Analytics can be used to enhance personalized care plans and large-scale predictions of trends that may indicate new opportunities for healthcare providers. In addition, big data and connected Internet of Things medical devices supply plenty of raw materials for cloud analytical activities.
One of the attractions of the cloud for any business is the chance to lower costs through the use of on-demand computing resources. Healthcare facilities can quickly scale their infrastructure when necessary to address fluctuating demands without any upfront costs. Combined with the healthcare industry’s concerns about maintaining HIPAA compliance, lowered capital costs make the cloud a very appealing option.
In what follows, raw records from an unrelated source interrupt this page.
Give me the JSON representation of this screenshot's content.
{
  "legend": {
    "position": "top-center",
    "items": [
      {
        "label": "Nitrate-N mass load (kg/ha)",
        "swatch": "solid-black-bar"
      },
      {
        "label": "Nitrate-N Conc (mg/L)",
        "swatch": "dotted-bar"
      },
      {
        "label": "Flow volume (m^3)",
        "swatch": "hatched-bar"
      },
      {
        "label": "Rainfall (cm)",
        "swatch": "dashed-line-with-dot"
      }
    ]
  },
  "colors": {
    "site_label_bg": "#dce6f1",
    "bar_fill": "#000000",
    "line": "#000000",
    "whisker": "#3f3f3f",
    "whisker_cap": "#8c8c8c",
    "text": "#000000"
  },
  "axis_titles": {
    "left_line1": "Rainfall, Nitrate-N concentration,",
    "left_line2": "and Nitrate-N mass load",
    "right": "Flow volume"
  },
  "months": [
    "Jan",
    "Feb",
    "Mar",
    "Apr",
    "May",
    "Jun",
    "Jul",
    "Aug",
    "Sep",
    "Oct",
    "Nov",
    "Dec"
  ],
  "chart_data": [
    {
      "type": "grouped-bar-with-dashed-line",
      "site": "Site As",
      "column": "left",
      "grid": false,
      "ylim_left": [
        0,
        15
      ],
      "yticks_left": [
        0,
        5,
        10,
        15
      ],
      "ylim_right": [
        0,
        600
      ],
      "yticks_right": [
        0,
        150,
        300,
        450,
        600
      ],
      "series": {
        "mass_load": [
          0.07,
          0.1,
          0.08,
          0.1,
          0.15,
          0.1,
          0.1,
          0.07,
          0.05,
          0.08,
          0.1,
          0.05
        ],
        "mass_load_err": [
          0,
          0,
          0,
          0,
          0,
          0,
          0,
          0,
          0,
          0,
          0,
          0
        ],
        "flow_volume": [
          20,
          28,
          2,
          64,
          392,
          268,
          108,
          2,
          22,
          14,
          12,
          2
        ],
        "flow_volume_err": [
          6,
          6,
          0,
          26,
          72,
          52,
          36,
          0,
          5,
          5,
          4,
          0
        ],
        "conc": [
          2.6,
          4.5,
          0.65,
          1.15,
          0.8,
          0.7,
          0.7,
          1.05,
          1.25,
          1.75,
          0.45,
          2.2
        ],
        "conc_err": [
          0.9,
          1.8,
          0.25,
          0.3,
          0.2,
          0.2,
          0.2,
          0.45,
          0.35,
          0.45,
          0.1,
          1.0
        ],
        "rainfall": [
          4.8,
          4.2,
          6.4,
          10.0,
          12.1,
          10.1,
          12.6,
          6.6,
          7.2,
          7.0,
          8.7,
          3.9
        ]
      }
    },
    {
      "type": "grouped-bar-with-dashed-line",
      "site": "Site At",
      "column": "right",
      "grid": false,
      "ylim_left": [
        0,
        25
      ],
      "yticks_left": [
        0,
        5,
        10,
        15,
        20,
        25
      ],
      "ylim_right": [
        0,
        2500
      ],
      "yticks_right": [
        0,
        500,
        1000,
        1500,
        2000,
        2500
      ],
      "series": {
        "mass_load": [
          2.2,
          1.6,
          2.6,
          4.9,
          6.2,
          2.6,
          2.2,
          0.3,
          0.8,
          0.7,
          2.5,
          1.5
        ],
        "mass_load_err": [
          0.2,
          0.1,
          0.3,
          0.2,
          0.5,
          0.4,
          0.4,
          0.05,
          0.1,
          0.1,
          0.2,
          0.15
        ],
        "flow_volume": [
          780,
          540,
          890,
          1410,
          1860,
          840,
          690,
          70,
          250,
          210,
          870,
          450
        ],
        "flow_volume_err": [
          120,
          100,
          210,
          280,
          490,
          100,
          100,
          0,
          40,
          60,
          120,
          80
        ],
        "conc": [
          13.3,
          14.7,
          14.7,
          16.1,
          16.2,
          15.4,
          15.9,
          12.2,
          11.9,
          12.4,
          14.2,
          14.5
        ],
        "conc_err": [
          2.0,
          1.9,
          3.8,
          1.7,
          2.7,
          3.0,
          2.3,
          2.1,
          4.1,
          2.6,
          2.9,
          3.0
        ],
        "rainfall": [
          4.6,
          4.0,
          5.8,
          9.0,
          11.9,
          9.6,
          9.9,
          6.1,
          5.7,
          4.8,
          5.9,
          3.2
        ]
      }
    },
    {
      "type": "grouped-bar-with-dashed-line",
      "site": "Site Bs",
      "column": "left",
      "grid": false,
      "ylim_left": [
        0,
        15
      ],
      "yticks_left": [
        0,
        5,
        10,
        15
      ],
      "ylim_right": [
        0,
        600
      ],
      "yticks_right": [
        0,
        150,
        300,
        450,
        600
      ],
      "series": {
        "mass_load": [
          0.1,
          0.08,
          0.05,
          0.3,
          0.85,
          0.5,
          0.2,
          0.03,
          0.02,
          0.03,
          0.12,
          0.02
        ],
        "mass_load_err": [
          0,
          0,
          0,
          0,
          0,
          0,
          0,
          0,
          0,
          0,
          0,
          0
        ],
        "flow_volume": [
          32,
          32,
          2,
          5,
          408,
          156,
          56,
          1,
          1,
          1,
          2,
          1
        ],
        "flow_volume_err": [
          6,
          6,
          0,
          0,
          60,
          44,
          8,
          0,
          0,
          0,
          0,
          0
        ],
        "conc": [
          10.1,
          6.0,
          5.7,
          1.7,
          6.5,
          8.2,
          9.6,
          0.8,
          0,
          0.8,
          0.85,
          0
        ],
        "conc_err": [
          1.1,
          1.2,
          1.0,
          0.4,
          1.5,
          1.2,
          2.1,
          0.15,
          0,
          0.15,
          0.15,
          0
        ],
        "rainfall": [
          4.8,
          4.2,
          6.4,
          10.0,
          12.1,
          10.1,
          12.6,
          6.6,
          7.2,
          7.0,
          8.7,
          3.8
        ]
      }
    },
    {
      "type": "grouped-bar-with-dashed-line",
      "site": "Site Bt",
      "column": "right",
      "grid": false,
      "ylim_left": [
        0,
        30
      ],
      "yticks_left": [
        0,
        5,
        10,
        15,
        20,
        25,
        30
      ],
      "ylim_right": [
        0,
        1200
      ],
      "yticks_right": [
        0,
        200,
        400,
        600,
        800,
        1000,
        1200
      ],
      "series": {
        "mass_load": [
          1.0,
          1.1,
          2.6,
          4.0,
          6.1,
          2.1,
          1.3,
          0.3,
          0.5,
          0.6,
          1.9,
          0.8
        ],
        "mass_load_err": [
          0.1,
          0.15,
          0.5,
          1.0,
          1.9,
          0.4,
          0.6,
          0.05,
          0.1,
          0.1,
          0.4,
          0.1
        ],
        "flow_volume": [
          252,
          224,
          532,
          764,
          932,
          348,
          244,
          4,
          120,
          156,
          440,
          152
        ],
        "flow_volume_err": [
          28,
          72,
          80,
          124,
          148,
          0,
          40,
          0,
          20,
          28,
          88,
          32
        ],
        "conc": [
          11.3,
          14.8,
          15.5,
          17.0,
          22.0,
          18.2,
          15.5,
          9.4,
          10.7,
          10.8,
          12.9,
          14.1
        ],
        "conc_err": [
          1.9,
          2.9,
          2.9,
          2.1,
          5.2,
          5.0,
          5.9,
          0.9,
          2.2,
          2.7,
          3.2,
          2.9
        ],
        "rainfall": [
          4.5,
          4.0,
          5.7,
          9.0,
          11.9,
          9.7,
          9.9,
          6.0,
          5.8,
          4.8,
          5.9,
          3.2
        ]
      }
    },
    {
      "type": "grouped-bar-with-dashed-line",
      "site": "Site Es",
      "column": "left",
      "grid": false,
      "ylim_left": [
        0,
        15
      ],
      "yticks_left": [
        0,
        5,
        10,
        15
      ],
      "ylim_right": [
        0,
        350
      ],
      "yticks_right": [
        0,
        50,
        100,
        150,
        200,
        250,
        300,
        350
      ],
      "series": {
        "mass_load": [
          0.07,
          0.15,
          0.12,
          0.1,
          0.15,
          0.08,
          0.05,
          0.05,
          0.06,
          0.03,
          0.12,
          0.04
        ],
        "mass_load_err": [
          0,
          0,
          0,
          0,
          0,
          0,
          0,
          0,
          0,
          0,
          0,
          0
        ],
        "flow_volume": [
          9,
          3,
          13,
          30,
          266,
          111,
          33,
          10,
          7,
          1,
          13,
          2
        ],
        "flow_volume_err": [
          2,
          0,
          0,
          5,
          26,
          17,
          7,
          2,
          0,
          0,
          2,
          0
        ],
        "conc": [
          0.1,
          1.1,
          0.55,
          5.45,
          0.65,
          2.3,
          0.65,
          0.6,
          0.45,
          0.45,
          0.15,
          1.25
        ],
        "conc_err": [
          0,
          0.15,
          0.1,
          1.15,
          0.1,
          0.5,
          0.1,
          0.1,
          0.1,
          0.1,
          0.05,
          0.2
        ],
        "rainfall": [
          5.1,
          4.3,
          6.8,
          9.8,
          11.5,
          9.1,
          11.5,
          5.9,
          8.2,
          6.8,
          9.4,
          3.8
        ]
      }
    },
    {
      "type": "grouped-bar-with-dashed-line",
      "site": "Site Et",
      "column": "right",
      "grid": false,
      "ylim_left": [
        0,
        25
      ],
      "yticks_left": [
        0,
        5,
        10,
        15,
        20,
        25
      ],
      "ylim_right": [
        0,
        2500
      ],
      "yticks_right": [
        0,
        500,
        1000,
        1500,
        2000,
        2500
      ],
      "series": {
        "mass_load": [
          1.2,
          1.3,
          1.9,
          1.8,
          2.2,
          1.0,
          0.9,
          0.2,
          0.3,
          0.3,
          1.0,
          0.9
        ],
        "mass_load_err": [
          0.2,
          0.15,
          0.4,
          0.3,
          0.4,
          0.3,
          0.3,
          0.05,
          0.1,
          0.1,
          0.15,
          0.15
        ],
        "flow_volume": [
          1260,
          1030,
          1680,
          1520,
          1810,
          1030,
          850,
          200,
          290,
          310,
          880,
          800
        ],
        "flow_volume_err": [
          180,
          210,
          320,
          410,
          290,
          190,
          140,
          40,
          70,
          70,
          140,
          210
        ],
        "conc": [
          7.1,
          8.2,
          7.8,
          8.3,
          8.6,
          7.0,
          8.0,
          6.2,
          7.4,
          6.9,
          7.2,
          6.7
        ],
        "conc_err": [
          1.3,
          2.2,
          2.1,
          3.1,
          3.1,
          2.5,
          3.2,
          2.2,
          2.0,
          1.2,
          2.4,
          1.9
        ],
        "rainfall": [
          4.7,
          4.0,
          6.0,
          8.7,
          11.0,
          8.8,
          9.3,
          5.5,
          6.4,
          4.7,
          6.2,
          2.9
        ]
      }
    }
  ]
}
Cloud computing can address many of the needs of companies opening in the healthcare industry. With the right provider, a HIPAA-compliant infrastructure is in scope for any size organization. The cloud also benefits patients and healthcare practitioners with a more readily available flow of information, telemedicine solutions, and access to innovative technologies. As the healthcare community adopts more cloud solutions, the advantages to providers and patients will continue to flourish.